El ascensor llegó, y él subió. Justo antes de que se cerraran las puertas, volvió a mirar hacia la puerta de la sala de enfermeras. Por segunda vez no supo si sus ojos o cerebro lo engañaban, pero creyó verla de nuevo.
Bajó hasta el sótano, donde nunca había estado antes. A diferencia del resto del hospital, su aspecto era totalmente utilitario. Las paredes eran de desnudo cemento, y una multitud de tuberías y conductos -algunos aislados y otros no- corría por el techo. Los elementos de iluminación eran simples bombillas protegidas por una rejilla metálica. Más allá de los ascensores, en un sencillo y desconchado cartel pintado directamente en el cemento se leía: «Anfiteatro de autopsias» acompañado de una gran flecha roja indicadora.
El camino era laberíntico; pero, siguiendo las flechas, Roger llegó finalmente a una doble puerta revestida de cuero y con unos ventanucos ovalados a la altura de los ojos. Los vidrios estaban cubiertos de una película grasienta. A pesar de que Roger vio que dentro brillaba una luz, no pudo distinguir más detalles. Abrió la puerta con el antiguo tirador de latón.

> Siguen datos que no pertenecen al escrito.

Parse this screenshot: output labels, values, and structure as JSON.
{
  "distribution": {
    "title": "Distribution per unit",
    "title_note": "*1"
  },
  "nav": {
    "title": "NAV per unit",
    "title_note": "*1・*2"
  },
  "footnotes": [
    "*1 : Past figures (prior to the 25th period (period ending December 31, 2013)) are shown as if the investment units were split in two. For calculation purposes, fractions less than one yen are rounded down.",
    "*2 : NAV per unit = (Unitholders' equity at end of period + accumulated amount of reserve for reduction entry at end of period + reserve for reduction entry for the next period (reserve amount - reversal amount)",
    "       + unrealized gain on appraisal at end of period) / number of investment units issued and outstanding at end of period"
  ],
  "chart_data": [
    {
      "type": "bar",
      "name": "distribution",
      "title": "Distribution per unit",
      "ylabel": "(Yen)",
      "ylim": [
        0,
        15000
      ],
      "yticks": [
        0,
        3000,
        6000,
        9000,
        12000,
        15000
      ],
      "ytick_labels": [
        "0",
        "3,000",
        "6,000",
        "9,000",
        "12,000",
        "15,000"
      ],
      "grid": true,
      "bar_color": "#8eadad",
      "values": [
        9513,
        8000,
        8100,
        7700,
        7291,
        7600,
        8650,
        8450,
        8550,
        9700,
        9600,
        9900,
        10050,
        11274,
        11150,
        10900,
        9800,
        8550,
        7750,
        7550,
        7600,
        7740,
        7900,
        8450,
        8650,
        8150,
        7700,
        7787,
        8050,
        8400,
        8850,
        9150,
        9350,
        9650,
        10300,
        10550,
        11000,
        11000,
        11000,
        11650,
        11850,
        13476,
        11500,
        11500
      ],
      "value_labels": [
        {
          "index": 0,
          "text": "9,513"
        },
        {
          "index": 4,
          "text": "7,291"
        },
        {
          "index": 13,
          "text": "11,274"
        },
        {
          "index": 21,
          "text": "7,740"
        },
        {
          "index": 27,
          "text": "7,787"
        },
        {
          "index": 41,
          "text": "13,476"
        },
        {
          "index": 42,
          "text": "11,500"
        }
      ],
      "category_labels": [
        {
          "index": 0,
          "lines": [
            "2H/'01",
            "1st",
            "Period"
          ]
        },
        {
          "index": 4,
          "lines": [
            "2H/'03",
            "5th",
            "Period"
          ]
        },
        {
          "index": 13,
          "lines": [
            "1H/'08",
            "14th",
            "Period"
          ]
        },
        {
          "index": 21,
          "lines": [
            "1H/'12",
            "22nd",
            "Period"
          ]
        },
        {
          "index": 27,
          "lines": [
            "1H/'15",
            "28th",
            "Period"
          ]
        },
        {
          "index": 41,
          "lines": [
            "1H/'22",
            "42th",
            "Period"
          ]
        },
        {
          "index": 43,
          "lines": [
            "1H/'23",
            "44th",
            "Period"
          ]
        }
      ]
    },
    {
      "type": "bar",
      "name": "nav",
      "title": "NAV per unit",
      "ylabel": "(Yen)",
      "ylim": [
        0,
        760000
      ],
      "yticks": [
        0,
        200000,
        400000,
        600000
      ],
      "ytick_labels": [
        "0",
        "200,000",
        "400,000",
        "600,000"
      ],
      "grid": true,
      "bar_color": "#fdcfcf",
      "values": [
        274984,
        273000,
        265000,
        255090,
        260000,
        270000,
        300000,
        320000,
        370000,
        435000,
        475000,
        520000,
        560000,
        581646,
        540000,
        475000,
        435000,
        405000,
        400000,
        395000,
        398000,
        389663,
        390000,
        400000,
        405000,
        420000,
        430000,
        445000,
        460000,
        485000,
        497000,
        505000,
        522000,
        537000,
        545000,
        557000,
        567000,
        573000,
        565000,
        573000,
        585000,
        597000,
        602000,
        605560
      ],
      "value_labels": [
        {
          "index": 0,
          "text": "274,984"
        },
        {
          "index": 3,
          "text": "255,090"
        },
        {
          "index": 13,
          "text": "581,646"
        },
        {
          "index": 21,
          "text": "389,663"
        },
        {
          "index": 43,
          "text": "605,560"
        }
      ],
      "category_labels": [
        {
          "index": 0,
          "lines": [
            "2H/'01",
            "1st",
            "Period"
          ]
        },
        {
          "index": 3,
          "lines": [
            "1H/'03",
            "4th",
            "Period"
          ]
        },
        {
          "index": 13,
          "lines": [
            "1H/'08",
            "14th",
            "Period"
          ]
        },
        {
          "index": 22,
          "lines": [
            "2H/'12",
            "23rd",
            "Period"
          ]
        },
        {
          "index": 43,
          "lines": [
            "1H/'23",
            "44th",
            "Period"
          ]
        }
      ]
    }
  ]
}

El interior era un anfiteatro semicircular muy pasado de moda con filas de pequeños asientos que ascendían en la oscuridad. Roger calculó que lo habían construido hacía más de un siglo, cuando Anatomía y Patología eran las piedras angulares de la formación del médico. Se veía mucha madera vieja oscurecida por sucesivas capas de barniz, y la única claridad provenía de una gran lámpara de techo apantallada que colgaba de un largo cable. La luz caía justo encima de una antigua mesa metálica para autopsias que ocupaba el centro del escenario. Contra la negra pared había un aparador de hierro y cristal con una colección de instrumentos de acero inoxidable. Roger se preguntó cuándo los habrían utilizado por última vez. Muy pocas autopsias se hacían ya fuera del Departamento de Medicina Legal, y menos aún en los grandes centros dirigidos por las empresas de sanidad, como el Manhattan General.
Junto con la mesa de autopsias, en el escenario había varias camillas del hospital que a todas luces contenían cuerpos. Roger se acercó sin saber cuál de ellas sería la de Patricia Pruit. Mientras se aproximaba al primer cuerpo, se preguntó, como ya había hecho muchas veces, por qué Laurie había escogido dedicarse a la patología forense; le parecía que iba en contra de su alegre personalidad. Al final se encogió de hombros y levantó el extremo de una sábana.
No pudo contener una mueca. Estaba contemplando los restos de un individuo que había sufrido algún tipo de accidente. La cabeza del infeliz estaba terriblemente distorsionada y aplastada, hasta el punto de que se veía entero uno de los globos oculares. Roger dejó la sábana como estaba. Ya en la universidad no le había gustado la patología, especialmente la forense; y lo que acababa de ver se lo había recordado con especial brutalidad.